Tarihin de gösterdiği gibi egemen sınıflar hep kendi çıkarlarını korumak için insanlığı yok oluşa sürükleme pahasına ellerinden geleni yapmışlar. Burjuvazi “vatan, millet, ulusal çıkar” söylemleriyle işçilerin bilincini bulandırarak sömürüyü daha katmerli hale getiriyor. Irkçı ve şoven politikalarını sınıf bilinci gelişmemiş, birbirinden kopuk emekçilere, halklara empoze ediyor. Savaş çığırtkanlığı yaparak bu topraklarda yaşayan halkları, işçi ve emekçileri birbirine kırdırdılar ve kırdırmaya da devam ediyorlar.

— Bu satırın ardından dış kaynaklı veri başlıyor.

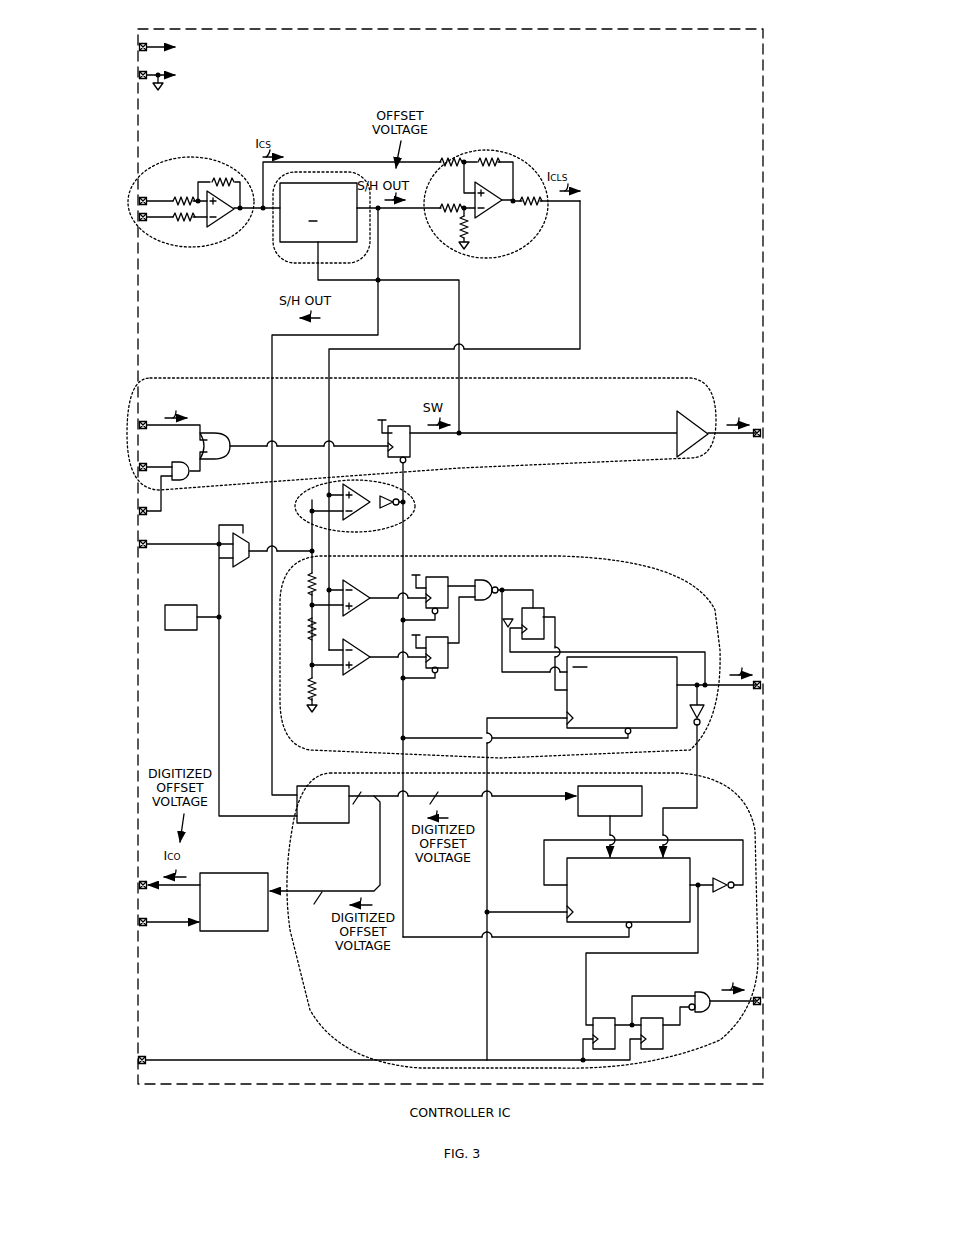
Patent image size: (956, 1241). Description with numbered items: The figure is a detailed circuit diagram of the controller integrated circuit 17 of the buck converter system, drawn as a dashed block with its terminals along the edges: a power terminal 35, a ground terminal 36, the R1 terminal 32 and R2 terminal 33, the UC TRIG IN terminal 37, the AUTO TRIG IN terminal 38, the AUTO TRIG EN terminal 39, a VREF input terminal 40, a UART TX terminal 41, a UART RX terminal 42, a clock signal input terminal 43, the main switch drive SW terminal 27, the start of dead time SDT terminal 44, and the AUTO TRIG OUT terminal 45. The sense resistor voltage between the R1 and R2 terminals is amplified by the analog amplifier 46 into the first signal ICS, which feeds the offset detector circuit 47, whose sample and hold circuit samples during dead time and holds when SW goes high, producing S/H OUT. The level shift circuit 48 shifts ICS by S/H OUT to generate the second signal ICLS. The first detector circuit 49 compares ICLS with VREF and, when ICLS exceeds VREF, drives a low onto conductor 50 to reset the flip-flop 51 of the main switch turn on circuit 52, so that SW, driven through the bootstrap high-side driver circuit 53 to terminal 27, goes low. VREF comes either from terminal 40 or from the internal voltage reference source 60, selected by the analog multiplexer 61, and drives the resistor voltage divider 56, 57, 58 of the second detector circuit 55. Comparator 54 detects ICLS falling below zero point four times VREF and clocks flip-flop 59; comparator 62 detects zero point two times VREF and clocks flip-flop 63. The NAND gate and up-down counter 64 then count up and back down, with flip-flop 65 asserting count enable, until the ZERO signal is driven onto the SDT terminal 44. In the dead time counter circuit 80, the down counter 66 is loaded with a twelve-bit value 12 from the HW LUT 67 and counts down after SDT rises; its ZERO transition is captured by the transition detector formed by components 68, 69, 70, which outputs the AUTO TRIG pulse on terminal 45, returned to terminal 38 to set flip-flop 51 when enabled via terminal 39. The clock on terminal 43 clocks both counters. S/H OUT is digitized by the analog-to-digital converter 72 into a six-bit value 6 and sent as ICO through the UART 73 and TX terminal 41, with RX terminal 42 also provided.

The controller integrated circuit 17 is at (521, 29).
The power terminal 35 is at (139, 45).
The ground terminal 36 is at (139, 80).
The R1 terminal 32 is at (147, 198).
The R2 terminal 33 is at (147, 221).
The analog amplifier 46 is at (207, 159).
The offset detector circuit 47 is at (318, 172).
The level shift circuit 48 is at (486, 150).
The main switch turn on circuit 52 is at (211, 378).
The UC TRIG IN terminal 37 is at (147, 428).
The AUTO TRIG IN terminal 38 is at (147, 464).
The AUTO TRIG EN terminal 39 is at (147, 514).
The VREF input terminal 40 is at (147, 547).
The flip-flop 51 is at (401, 424).
The conductor 50 is at (406, 463).
The bootstrap high-side driver circuit 53 is at (689, 412).
The main switch drive SW terminal 27 is at (755, 440).
The first detector circuit 49 is at (430, 503).
The analog multiplexer 61 is at (243, 569).
The internal voltage reference source 60 is at (193, 609).
The second detector circuit 55 is at (588, 556).
The resistor of voltage divider 56 is at (308, 593).
The resistor of voltage divider 57 is at (308, 636).
The resistor of voltage divider 58 is at (308, 683).
The comparator 54 is at (356, 585).
The comparator 62 is at (356, 644).
The flip-flop 59 is at (435, 576).
The flip-flop 63 is at (451, 653).
The up/down counter and NAND gate 64 is at (481, 578).
The flip-flop 65 is at (542, 608).
The start of dead time SDT terminal 44 is at (755, 692).
The dead time counter circuit 80 is at (290, 971).
The analog-to-digital converter 72 is at (320, 823).
The 6-bit digital value 6 is at (379, 836).
The UART 73 is at (207, 902).
The UART TX terminal 41 is at (147, 889).
The UART RX terminal 42 is at (147, 926).
The HW LUT 67 is at (577, 813).
The 12-bit value 12 is at (615, 828).
The down counter 66 is at (692, 867).
The flip-flop of transition detector 68 is at (605, 1010).
The flip-flop of transition detector 69 is at (673, 1045).
The NAND gate of transition detector 70 is at (702, 1012).
The AUTO TRIG OUT terminal 45 is at (755, 1006).
The clock signal input terminal 43 is at (146, 1056).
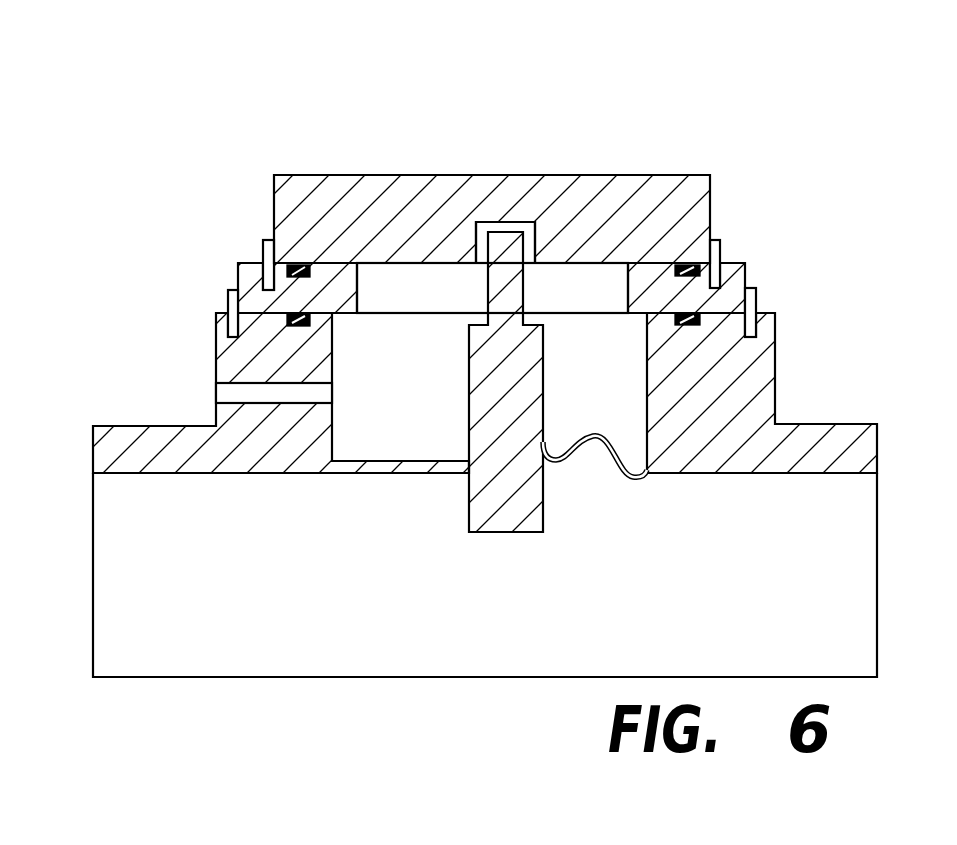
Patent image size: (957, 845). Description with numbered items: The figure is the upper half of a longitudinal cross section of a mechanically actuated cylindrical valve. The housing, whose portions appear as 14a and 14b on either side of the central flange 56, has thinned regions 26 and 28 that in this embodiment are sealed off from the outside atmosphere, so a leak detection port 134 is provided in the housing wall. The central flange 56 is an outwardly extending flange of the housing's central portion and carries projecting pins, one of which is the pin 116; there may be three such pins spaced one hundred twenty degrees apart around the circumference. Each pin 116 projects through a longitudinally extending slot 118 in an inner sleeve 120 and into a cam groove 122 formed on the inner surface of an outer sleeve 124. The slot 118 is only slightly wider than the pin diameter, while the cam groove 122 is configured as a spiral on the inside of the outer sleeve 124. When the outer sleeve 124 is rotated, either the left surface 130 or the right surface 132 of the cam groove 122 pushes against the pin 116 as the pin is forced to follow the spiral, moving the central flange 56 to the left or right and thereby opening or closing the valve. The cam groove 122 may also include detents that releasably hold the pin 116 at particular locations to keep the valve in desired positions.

Egemenler bizi kendi çıkarları uğruna savaştırıyorlar ama bir bakıyorsun egemen sınıfın üyelerinden böylesi savaşlarda ölen yok. Onlar yine düzenini devam ettiriyorlar. Olan yine yoksulluğa, açlığa ve sefalete terk edilmiş işçi ve emekçi kardeşlerimize oluyor.
Biz işçi ve emekçiler olarak kendimize ve sınıf kardeşlerimize bir soralım: Her savaşın sonunda egemenler kendi aralarında barış yapıyorlarsa biz neden bizimle aynı kaderi paylaşan diğer halk kitleleriyle savaştırılıp katlediliyoruz? Şunu bilelim ki burjuvazi hiçbir zaman bu dünyaya barış getirmedi ve getirmeyecek de. Ezilen, sömürülen, açlık ve yoksulluğa itilen kitleler bir savaş verecekse, bu savaşı eşitlik, özgürlük, demokrasi ve tüm dünyada barış adına, egemen sınıfa yani burjuvaziye karşı vermelidir. Üreten yani dünyayı ayakta tutan biz işçi sınıfıysak yöneten de biz olmalıyız. Tüm dünyada bilinçli ve örgütlü bir işçi sınıfı mücadelesini vermeliyiz. Patronlar sınıfı bize masal okumasın. Irkçı, milliyetçi, ulusalcı ve dinci söylemlerle bizi kandırmaya kalkmasınlar. İşçi sınıfı bu söylemlere karşı daha da dikkatli olmalıdır.
Ben de zamanında bu tür söylemlerin arkasında çok durmuştum. Ama baktım ki bunlar bizim çıkarımıza değil, UİD-DER çatısı altında bilinçlenip örgütlendim. Şimdi ben de bilinçlendirip örgütlüyorum. Gelin işçi sınıfı olarak, emek veren olarak, üreten olarak bilinçlenelim, bilinçlendirelim. Örgütlenelim ve örgütleyelim.